Benchmark Family Automation Index

become

Scripts

benchmarks/full/become/run_tco_bench.py
benchmarks/full/become/benchmark/run_become_profile.py

Primary Outputs

benchmarks/full/become/tco_bench_results.csv
benchmarks/full/become/benchmark/vtune_reports_become/*.csv

invariant

Scripts

benchmarks/full/invariant/bench_invariant.py
benchmarks/full/invariant/bench/plot_invariant.py

Primary Outputs

benchmarks/full/invariant/invariant_bench_results.csv

layout

Scripts

benchmarks/full/layout/run_fdtd_layout_bench.py
benchmarks/full/layout/summarize_fdtd_layout.py

Primary Outputs

benchmarks/full/layout/fdtd_layout_results.csv

memoise

Scripts

benchmarks/full/memoise/run_full_bench.py
benchmarks/full/memoise/bench/run_cpp_benchmarks.py

Primary Outputs

benchmarks/full/memoise/memo_50_fib(40).txt
benchmarks/full/memoise/memo_50_10k_fib(40).txt

multi

Scripts

benchmarks/full/multi/run_multi_bench.py
benchmarks/full/multi/vtune/run_all_profile.py

Primary Outputs

benchmarks/full/multi/statistical_test_summary.csv
benchmarks/full/multi/bench_compare.csv

parallel

Scripts

benchmarks/full/parallel/bench_parallel.py
benchmarks/full/parallel/plot_parallel.py

Primary Outputs

benchmarks/full/parallel/parallel_bench_results.csv

pure

Scripts

benchmarks/full/pure/benchmark.py
benchmarks/full/pure/verify_bench.py

Primary Outputs

benchmarks/full/pure/pure_bench_50.txt
benchmarks/full/pure/3x_pure.txt

static

Scripts

benchmarks/full/static/run_regex_benchmark.py
benchmarks/full/static/plot_regex_results.py

Primary Outputs

benchmarks/full/static/regex_results.csv

throws

Scripts

benchmarks/full/throws/bench_throws.py
benchmarks/full/throws/bench/vtune_throws.py

Primary Outputs

benchmarks/full/throws/throws_bench_results.csv

unique

Scripts

benchmarks/full/unique/bench_gemm.py
benchmarks/full/unique/run_bench_unified.py

Primary Outputs

benchmarks/full/unique/summary_results.csv
benchmarks/full/unique/bench/bench_results.csv

VTune Collection Contract (from x-bench)

The x-bench runner uses vtune -collect uarch-exploration, then exports -report summary -format csv to gather counters and timing into CSV-friendly metrics.

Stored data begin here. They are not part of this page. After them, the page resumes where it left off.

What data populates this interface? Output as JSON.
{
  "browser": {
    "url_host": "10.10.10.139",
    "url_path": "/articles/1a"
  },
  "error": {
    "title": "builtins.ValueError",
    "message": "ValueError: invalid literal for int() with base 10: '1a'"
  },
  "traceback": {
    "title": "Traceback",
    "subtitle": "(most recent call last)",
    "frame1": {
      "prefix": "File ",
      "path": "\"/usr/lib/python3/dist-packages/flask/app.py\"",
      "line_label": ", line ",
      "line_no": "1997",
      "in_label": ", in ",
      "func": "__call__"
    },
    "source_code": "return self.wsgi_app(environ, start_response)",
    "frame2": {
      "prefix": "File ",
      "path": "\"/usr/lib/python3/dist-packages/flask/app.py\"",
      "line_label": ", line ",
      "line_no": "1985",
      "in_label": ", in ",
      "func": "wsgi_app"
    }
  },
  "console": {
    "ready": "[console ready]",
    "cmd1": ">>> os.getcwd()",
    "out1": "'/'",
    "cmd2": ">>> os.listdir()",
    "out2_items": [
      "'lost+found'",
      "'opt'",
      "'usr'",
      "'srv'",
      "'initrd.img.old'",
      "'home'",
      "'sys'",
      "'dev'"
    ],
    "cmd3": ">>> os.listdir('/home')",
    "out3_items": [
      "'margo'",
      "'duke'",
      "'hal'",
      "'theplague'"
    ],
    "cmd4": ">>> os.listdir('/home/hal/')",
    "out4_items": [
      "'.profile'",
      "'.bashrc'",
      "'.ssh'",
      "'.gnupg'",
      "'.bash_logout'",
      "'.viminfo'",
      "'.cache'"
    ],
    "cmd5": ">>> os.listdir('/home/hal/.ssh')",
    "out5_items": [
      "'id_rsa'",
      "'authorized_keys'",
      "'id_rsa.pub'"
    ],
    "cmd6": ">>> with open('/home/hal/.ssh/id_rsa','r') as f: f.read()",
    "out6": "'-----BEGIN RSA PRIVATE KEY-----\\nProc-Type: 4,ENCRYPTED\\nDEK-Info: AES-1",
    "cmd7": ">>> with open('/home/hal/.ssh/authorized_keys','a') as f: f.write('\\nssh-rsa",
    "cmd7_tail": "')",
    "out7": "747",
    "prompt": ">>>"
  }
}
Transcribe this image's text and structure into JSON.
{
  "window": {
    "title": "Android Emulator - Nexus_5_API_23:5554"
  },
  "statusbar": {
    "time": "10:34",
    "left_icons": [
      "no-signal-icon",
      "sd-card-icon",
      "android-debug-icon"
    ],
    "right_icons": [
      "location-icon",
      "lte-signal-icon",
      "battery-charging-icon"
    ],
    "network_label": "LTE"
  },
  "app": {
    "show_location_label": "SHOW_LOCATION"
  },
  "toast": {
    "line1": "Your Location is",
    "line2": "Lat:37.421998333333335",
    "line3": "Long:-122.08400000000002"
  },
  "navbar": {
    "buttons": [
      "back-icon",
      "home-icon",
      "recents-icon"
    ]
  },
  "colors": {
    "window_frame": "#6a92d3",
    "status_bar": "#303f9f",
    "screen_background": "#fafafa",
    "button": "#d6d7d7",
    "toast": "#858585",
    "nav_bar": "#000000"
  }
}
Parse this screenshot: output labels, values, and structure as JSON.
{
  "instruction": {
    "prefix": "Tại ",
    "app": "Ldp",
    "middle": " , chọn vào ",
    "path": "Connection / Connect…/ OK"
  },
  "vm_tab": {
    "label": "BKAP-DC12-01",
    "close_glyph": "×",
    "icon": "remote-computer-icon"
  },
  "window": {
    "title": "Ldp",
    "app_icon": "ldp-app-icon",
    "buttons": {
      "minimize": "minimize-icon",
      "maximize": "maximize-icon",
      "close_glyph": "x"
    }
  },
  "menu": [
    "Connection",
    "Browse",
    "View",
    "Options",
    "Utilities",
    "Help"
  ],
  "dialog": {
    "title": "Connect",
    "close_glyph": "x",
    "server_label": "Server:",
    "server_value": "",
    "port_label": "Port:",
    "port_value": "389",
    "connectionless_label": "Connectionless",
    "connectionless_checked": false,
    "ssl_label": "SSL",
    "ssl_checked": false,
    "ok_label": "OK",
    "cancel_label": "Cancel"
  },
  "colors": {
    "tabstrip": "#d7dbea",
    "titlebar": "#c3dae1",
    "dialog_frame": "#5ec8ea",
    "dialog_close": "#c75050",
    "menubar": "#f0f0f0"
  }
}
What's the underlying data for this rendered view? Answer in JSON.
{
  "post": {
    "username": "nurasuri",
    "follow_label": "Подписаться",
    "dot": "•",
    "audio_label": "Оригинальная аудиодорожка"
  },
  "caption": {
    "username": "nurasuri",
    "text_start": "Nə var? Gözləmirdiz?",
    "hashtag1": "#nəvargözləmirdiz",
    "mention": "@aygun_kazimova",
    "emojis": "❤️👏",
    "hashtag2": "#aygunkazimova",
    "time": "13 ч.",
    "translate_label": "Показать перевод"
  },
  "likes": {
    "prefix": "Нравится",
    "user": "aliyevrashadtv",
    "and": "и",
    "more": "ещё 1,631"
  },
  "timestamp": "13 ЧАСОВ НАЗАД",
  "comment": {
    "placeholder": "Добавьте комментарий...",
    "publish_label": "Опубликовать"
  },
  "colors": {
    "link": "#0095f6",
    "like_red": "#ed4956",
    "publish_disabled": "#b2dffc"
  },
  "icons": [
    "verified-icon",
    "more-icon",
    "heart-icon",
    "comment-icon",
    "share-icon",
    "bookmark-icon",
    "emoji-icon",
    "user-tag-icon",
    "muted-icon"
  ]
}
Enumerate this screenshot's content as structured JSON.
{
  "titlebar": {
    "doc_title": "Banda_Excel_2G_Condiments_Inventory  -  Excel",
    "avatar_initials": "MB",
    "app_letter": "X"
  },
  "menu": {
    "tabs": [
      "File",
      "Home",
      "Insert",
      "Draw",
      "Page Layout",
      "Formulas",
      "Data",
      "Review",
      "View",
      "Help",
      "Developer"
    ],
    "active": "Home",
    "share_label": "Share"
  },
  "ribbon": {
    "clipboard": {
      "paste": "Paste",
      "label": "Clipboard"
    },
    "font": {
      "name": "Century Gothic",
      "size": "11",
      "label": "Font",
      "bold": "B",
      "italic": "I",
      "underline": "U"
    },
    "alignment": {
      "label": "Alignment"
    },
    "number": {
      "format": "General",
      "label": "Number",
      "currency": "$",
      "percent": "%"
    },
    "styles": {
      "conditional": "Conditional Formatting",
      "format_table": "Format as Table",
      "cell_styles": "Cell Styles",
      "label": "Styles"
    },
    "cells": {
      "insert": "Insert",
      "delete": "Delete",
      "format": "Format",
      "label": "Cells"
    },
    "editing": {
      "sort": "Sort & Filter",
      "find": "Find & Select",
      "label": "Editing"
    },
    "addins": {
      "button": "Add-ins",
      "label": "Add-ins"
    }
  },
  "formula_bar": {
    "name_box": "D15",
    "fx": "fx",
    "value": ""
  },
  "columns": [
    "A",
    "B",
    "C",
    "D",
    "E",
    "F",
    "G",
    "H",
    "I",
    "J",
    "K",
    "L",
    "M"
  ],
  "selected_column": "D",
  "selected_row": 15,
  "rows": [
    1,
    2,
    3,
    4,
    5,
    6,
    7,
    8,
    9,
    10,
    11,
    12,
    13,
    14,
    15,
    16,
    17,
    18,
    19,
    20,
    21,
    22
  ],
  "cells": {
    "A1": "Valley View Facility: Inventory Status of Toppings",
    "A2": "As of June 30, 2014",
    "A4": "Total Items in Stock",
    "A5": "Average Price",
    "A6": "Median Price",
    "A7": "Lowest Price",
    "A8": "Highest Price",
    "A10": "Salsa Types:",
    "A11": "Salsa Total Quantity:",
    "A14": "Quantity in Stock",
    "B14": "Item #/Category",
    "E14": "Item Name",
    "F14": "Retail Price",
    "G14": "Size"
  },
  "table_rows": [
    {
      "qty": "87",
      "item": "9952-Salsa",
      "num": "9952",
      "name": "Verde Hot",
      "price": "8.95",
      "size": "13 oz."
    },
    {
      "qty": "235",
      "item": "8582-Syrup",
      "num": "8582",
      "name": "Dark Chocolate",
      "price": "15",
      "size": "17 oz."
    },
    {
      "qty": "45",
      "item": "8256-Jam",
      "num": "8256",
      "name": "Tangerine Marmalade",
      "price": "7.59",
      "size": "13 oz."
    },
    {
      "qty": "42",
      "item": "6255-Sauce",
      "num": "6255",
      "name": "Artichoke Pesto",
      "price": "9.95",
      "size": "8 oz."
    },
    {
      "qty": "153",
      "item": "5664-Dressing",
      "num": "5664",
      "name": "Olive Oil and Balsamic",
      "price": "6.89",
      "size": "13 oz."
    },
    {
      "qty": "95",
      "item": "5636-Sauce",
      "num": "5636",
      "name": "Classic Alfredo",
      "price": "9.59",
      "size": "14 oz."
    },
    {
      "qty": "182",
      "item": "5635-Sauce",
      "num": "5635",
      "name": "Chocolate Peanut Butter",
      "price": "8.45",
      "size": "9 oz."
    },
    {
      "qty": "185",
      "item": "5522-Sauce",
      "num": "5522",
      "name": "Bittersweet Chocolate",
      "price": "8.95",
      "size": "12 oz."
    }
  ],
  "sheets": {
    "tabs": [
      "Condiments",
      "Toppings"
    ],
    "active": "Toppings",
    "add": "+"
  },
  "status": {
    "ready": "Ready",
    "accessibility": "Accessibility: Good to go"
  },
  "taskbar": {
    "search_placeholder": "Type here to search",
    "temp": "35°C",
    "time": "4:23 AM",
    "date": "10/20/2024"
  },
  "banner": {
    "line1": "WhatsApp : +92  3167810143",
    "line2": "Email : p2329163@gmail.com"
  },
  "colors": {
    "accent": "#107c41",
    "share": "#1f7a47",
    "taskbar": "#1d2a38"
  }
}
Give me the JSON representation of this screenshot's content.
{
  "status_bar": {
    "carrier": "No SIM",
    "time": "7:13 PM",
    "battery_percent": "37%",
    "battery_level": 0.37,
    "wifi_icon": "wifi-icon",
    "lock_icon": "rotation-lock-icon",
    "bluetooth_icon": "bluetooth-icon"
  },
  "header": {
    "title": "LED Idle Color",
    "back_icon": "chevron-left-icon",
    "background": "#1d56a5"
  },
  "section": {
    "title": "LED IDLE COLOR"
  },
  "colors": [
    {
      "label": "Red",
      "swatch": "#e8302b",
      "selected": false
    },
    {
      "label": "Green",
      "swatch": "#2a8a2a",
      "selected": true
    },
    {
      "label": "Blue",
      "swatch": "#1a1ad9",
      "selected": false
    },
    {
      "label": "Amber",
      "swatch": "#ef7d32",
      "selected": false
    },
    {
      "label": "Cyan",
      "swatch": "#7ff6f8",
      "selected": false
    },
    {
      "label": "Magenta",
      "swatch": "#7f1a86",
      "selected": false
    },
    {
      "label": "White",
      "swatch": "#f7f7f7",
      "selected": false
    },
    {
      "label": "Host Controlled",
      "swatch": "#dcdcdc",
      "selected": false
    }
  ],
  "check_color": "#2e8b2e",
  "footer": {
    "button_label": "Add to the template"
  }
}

cargo run -p x-bench -- --cli-path ./target/debug/x-cli.exe --bench-dir ./x-bench/benchmarks --iterations 5
# optional flags
# --quick
# --file <path-to-single-benchmark.x>
# --subdir pure
# --vtune-path vtune
# --no-hpc

04. Formal Proofs

Reproduce Lean and Alive2-Oriented Outputs

x-alive Pipeline

cargo run -p x-alive -- -k pure
cargo run -p x-alive -- -k memoised
cargo run -p x-alive -- -k pure -k memoised
cargo run -p x-alive -- --print-alive2
cargo run -p x-alive -- --examples-dir ..\examples --out-dir ..\IR -k pure --print-alive2

x-alive emits paired LLVM IR files (with and without selected semantics) and can print Alive2 panes for direct comparison.

Proof Artifact Locations

Lean project root: crates/x-proofs-lean
Lean theorem modules: crates/x-proofs-lean/XProofs
Alive scripts: crates/x-proofs-alive/*.tv
Completed Alive scripts: crates/x-proofs-alive/done/*.tv

Lean CI mirror: .github/workflows/lean_action_ci.yml

05. Artifact Graph

Where Reproducibility Evidence Lands

Canonical Artifact Paths

target/criterion/keyword_nonkeyword_runtime_x_vs_cpp/**
target/x-bench/criterion-keyword-bench/**
benchmarks/full/**
crates/x-proofs-lean/XProofs/*.lean
crates/x-proofs-alive/*.tv
crates/x-proofs-alive/done/*.tv

For direct browsing of collected files, use the Data route: /data

06. Checklist

Publication-Grade Reproducibility Checklist

Record commit SHA, branch, Rust version, LLVM version, CPU, OS.
Run parser/typechecker/borrow-checker tests before performance runs.
Re-run criterion benchmark matrix and archive target/criterion JSON outputs.
Capture benchmark family CSV/TXT outputs under benchmarks/full.
Capture VTune CSV summary exports with the collection configuration noted.
Preserve Lean and Alive proof artifacts and command invocations used for generation.